Le hasard ou la malchance, principales origines des cancers ? C'est la conclusion surprenante tirée d'une étude parue dans la prestigieuse revue scientifique Science, début 2015. Les auteurs ont comparé le nombre de divisions des cellules souches sur la vie entière dans différents tissus du corps humain. Ce nombre étant associé à un risque de mutations, plus le potentiel de renouvellement des cellules souches d'un organe est élevé, plus le risque d'apparition d'un cancer augmente dans ce tissu pendant la durée d'une vie. Le problème, c'est l'interprétation que tirent de leurs résultats les auteurs : ils concluent à un poids mineur des facteurs environnementaux dans la survenue des cancers.

Les limites de l'étude sont nombreuses : restriction à la population des Etats-Unis, exclusion par absence de données de cancers fréquents dans le monde, comme ceux du sein, du col de l'utérus, de l'estomac... La prise en compte de ceux-ci comme l'intégration d'autres populations auraient, à l'évidence, modifié profondément les résultats.
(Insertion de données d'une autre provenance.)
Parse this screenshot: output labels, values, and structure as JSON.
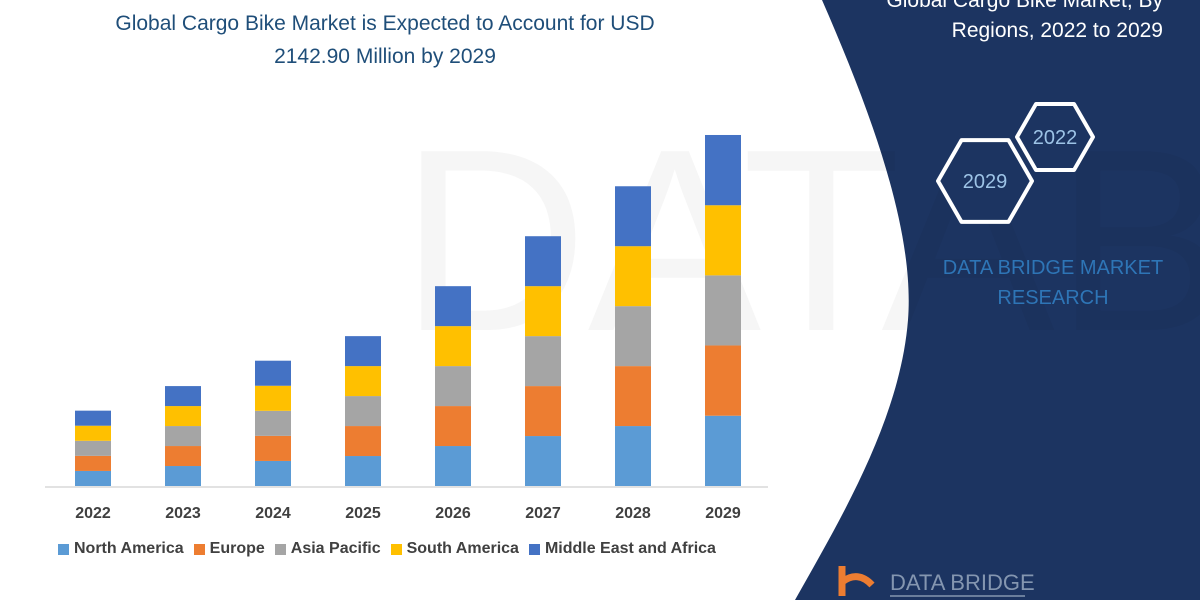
{
  "title": "Global Cargo Bike Market is Expected to Account for USD 2142.90 Million by 2029",
  "title_lines": [
    "Global Cargo Bike Market is Expected to Account for USD",
    "2142.90 Million by 2029"
  ],
  "side_title_lines": [
    "Global Cargo Bike Market, By",
    "Regions, 2022 to 2029"
  ],
  "hexagons": [
    "2022",
    "2029"
  ],
  "brand_lines": [
    "DATA BRIDGE MARKET",
    "RESEARCH"
  ],
  "logo_text": "DATA BRIDGE",
  "colors": {
    "panel": "#1c3461",
    "north_america": "#5b9bd5",
    "europe": "#ed7d31",
    "asia_pacific": "#a5a5a5",
    "south_america": "#ffc000",
    "mea": "#4472c4"
  },
  "chart_data": {
    "type": "bar",
    "stacked": true,
    "title": "Global Cargo Bike Market is Expected to Account for USD 2142.90 Million by 2029",
    "categories": [
      "2022",
      "2023",
      "2024",
      "2025",
      "2026",
      "2027",
      "2028",
      "2029"
    ],
    "series": [
      {
        "name": "North America",
        "color": "#5b9bd5",
        "values": [
          92,
          122,
          153,
          183,
          244,
          305,
          366,
          429
        ]
      },
      {
        "name": "Europe",
        "color": "#ed7d31",
        "values": [
          92,
          122,
          153,
          183,
          244,
          305,
          366,
          429
        ]
      },
      {
        "name": "Asia Pacific",
        "color": "#a5a5a5",
        "values": [
          92,
          122,
          153,
          183,
          244,
          305,
          366,
          428
        ]
      },
      {
        "name": "South America",
        "color": "#ffc000",
        "values": [
          92,
          122,
          153,
          183,
          244,
          305,
          366,
          428
        ]
      },
      {
        "name": "Middle East and Africa",
        "color": "#4472c4",
        "values": [
          92,
          122,
          153,
          183,
          244,
          305,
          366,
          429
        ]
      }
    ],
    "xlabel": "",
    "ylabel": "",
    "y_axis_shown": false,
    "grid": false,
    "legend_position": "bottom"
  }
}
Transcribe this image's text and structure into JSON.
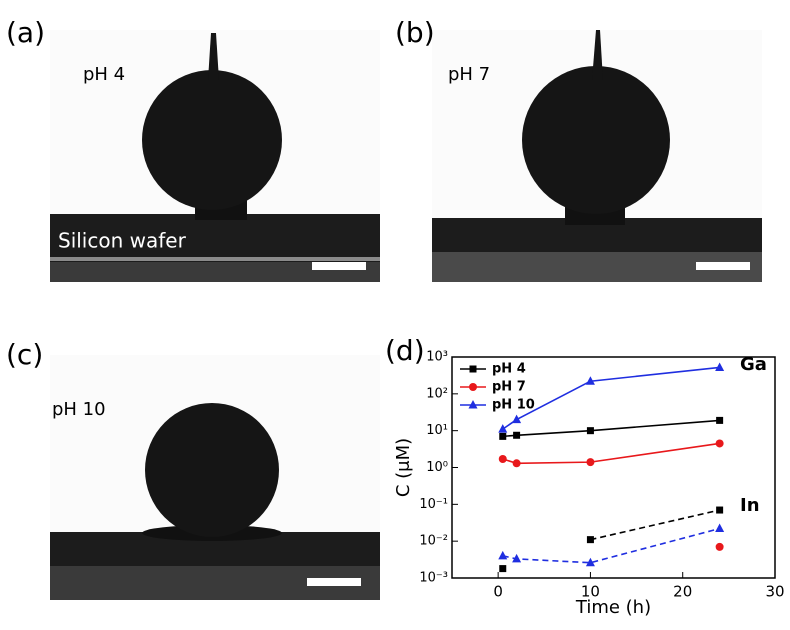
{
  "panels": [
    {
      "label": "(a)",
      "text": "pH 4",
      "substrate": "Silicon wafer"
    },
    {
      "label": "(b)",
      "text": "pH 7"
    },
    {
      "label": "(c)",
      "text": "pH 10"
    }
  ],
  "chart_data": {
    "type": "line",
    "label": "(d)",
    "x_label": "Time (h)",
    "y_label": "C (μM)",
    "x": [
      0.5,
      2,
      10,
      24
    ],
    "series": [
      {
        "name": "pH 4",
        "color": "#000000",
        "marker": "square",
        "values": [
          7,
          7.5,
          10,
          19
        ],
        "in_values": [
          0.0018,
          null,
          0.011,
          0.07
        ]
      },
      {
        "name": "pH 7",
        "color": "#e8181b",
        "marker": "circle",
        "values": [
          1.7,
          1.3,
          1.4,
          4.5
        ],
        "in_values": [
          null,
          null,
          null,
          0.007
        ]
      },
      {
        "name": "pH 10",
        "color": "#1f2ee0",
        "marker": "triangle",
        "values": [
          11,
          20,
          220,
          520
        ],
        "in_values": [
          0.004,
          0.0033,
          0.0026,
          0.022
        ]
      }
    ],
    "annotations": [
      "Ga",
      "In"
    ],
    "xlim": [
      -5,
      30
    ],
    "xticks": [
      0,
      10,
      20,
      30
    ],
    "ylim": [
      0.001,
      1000
    ],
    "yticks": [
      {
        "value": 0.001,
        "label": "10⁻³"
      },
      {
        "value": 0.01,
        "label": "10⁻²"
      },
      {
        "value": 0.1,
        "label": "10⁻¹"
      },
      {
        "value": 1,
        "label": "10⁰"
      },
      {
        "value": 10,
        "label": "10¹"
      },
      {
        "value": 100,
        "label": "10²"
      },
      {
        "value": 1000,
        "label": "10³"
      }
    ],
    "log_y": true,
    "legend": "upper left"
  }
}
Mais le plus surprenant est l'absence de doute exprimée dans les conclusions, pourtant en contradiction avec l'accumulation de données scientifiques démontrant la part importante des expositions environnementales ou professionnelles dans la survenue de nombreux cancers.

Non, le cancer n'est pas le simple fruit du hasard, mais encore trop souvent celui du hazard, terme anglais pour désigner le risque, celui auquel restent exposés aujourd'hui de nombreux travailleurs. Selon l'enquête Surveillance médicale des expositions aux risques professionnels (Sumer) pilotée par le ministère du Travail, plus de 2 millions de salariés étaient encore, en 2010, exposés à un cancérogène avéré ou probable. Et en premier lieu les ouvriers, dont on sait qu'ils payent le plus lourd tribut au cancer. La prévention des risques liés aux agents cancérogènes, et chimiques, reste donc plus que jamais d'actualité. Son inscription parmi les priorités du 3e plan santé au travail en est la plus récente illustration.